Normally, the fragment shader would have to use exactly those names. This is not required when using separate programs. If an output has a location specified, the next stage can provide that location with a different name. So a matching fragment shader could look like this:

layout(location = 0) in vec4 diffuseAlbedo;
layout(location = 1) in vec2 texCoord
layout(location = 2) in vec3 cameraSpaceNormal;
Note: This only works when connecting programs with a program pipeline object. This does not change how linking within a program object works. It only works when using separate programs and with linking between separate programs. NVIDIA's implementation ignores the specification here to provide the behavior you might expect, while ATI's implementation sticks to the specification. Do not use layout locations on interface variables unless you are separating programs.

Uniform block layout

Uniforms in a uniform block can have layout qualifiers that specify how the memory is assigned by the shader compiler.

Interface blocks

Inputs, outputs, and uniforms can be grouped in interface blocks.

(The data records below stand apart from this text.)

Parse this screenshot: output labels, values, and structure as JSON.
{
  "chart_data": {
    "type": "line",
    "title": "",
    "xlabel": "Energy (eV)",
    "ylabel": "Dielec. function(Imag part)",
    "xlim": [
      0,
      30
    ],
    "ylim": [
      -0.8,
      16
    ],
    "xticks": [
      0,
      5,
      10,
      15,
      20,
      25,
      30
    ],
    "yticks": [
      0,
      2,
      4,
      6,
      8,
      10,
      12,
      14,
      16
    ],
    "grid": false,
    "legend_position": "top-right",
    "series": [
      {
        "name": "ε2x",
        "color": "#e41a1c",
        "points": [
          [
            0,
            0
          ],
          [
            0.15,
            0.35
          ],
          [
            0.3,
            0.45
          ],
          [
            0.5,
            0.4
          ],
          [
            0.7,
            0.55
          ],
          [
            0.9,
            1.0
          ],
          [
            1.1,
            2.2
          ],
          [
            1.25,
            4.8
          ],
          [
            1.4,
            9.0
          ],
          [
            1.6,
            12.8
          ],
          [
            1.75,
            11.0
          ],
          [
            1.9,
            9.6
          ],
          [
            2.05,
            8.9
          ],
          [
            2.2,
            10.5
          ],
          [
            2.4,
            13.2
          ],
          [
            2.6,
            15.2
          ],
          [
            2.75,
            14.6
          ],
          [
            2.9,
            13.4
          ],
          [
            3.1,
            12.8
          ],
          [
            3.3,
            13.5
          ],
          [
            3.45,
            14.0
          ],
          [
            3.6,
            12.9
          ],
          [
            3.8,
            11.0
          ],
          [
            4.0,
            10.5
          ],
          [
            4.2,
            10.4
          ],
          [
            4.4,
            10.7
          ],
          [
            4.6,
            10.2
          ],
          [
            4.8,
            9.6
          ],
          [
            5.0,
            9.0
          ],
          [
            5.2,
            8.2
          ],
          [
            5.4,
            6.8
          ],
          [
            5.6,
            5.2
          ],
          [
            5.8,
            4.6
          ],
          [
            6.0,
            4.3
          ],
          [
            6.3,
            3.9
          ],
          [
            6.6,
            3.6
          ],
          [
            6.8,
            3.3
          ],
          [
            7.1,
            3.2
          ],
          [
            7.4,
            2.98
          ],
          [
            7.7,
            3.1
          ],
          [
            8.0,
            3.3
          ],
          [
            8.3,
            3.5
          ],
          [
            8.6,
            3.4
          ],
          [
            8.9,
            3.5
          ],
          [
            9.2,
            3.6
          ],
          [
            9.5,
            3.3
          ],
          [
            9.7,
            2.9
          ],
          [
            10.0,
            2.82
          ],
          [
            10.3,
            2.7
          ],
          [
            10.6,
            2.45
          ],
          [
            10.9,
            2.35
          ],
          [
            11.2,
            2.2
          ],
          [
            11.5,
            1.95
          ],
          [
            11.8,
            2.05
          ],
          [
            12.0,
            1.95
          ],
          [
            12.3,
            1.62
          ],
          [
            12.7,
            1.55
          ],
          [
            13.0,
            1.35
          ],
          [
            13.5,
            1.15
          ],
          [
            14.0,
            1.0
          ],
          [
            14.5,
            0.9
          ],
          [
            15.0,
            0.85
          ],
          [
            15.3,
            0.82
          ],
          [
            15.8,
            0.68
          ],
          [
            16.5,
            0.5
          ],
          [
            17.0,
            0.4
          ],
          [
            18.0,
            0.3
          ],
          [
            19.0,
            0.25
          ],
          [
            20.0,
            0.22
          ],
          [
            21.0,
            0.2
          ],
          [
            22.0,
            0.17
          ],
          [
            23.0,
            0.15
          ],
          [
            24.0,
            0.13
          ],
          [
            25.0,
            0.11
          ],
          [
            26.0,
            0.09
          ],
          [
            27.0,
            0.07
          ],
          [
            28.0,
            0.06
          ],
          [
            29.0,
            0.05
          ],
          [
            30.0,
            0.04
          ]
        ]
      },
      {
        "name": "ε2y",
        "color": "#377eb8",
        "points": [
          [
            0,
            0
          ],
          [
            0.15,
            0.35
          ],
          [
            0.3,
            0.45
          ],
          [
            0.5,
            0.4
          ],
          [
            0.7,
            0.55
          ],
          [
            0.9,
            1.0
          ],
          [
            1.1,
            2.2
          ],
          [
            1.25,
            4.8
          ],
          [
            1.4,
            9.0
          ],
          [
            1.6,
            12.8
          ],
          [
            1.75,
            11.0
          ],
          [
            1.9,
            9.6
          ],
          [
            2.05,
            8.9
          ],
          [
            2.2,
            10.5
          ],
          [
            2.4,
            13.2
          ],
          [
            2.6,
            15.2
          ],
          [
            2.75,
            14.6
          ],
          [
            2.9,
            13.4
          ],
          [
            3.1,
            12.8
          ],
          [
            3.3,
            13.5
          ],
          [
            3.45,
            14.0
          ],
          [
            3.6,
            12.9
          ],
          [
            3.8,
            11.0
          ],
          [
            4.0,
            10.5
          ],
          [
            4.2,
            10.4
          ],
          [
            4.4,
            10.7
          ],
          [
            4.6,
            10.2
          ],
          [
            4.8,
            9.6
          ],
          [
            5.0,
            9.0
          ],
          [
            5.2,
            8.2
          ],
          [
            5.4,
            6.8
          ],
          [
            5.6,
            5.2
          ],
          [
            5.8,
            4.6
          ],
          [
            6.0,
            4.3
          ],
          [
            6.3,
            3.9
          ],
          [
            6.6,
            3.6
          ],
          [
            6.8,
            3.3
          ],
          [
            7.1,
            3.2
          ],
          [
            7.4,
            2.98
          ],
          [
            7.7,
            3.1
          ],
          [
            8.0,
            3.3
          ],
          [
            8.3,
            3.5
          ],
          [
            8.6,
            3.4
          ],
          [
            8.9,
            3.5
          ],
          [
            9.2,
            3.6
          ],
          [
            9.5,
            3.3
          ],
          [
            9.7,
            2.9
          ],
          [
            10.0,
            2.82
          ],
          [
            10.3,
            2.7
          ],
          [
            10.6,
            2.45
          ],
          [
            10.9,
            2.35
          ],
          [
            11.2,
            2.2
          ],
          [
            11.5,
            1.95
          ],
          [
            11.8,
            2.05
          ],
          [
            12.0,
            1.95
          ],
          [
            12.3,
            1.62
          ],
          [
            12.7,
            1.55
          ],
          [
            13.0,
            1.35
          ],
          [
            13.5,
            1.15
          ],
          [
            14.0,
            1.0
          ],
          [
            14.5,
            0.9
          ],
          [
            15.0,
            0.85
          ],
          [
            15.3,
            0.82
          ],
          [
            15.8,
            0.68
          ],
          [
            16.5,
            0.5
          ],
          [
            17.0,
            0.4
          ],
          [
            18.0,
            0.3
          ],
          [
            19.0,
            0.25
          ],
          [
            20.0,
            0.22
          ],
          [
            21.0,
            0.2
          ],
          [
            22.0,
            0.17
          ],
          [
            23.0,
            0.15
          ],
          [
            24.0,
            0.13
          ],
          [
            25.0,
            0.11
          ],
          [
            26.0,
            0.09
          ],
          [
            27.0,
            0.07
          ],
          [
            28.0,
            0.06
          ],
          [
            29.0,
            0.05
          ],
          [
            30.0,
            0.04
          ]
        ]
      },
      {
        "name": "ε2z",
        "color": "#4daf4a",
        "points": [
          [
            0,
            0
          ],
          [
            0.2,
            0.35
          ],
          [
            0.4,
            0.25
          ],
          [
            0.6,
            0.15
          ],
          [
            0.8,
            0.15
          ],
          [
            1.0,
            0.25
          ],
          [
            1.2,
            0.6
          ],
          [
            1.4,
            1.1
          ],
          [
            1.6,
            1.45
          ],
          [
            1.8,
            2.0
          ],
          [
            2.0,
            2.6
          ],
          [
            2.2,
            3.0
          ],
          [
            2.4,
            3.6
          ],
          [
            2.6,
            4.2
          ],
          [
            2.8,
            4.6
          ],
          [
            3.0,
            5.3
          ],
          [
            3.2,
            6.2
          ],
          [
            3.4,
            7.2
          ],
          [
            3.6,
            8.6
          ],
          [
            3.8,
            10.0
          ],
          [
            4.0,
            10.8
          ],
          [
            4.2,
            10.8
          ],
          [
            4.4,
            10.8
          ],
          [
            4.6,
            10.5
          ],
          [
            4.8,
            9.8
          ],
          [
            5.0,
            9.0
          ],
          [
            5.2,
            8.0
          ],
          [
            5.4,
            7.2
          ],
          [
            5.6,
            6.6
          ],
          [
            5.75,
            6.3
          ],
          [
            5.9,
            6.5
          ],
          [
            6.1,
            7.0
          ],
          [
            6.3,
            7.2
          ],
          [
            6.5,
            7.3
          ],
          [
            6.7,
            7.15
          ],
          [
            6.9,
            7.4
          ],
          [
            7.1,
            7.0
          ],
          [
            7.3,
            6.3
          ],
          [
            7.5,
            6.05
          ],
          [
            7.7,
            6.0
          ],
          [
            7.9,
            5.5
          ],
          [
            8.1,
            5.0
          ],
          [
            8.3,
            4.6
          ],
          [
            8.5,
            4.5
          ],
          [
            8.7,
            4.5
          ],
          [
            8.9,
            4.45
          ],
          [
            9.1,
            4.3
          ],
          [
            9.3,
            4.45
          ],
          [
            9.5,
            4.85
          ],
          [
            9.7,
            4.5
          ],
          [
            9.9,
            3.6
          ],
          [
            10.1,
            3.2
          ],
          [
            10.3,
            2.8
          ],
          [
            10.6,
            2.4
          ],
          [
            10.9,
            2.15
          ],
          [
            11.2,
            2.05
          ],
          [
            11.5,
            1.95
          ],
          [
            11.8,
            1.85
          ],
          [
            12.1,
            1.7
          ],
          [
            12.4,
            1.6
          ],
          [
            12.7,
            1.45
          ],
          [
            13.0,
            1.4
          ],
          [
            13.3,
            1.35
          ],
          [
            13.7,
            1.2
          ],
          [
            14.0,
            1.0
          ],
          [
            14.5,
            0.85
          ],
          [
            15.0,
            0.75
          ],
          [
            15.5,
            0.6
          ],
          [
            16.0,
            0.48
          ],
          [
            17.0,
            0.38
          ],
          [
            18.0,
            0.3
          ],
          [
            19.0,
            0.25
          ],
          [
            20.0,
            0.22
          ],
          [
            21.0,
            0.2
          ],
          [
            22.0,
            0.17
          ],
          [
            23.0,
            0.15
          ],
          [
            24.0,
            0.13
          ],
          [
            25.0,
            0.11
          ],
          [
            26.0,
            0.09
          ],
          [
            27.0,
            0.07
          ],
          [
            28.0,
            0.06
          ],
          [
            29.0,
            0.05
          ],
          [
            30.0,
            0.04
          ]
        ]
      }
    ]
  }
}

These have particular properties.

Precision qualifiers

Invariance qualifiers

Built-in redeclaration

The GLSL defines a number of predefined variables at the various shader stages. These variables are defined with a particular set of qualifiers, as stated in the above article. If you wish to use them with a different qualifier, you can redeclare them. You must use the same type, however. And some variables cannot be redeclared with a new qualifier; gl_Position in the vertex shader for example cannot use an interpolation qualifier at all.

Deprecated qualifiers

The attribute qualifier is effectively equivalent to an input qualifier in vertex shaders. It cannot be used in any other shader stage. It cannot be used in interface blocks.

The varying qualifier is equivalent to the input of a fragment shader or the output of a vertex shader. It cannot be used in any other shader stages. It cannot be used in interface blocks.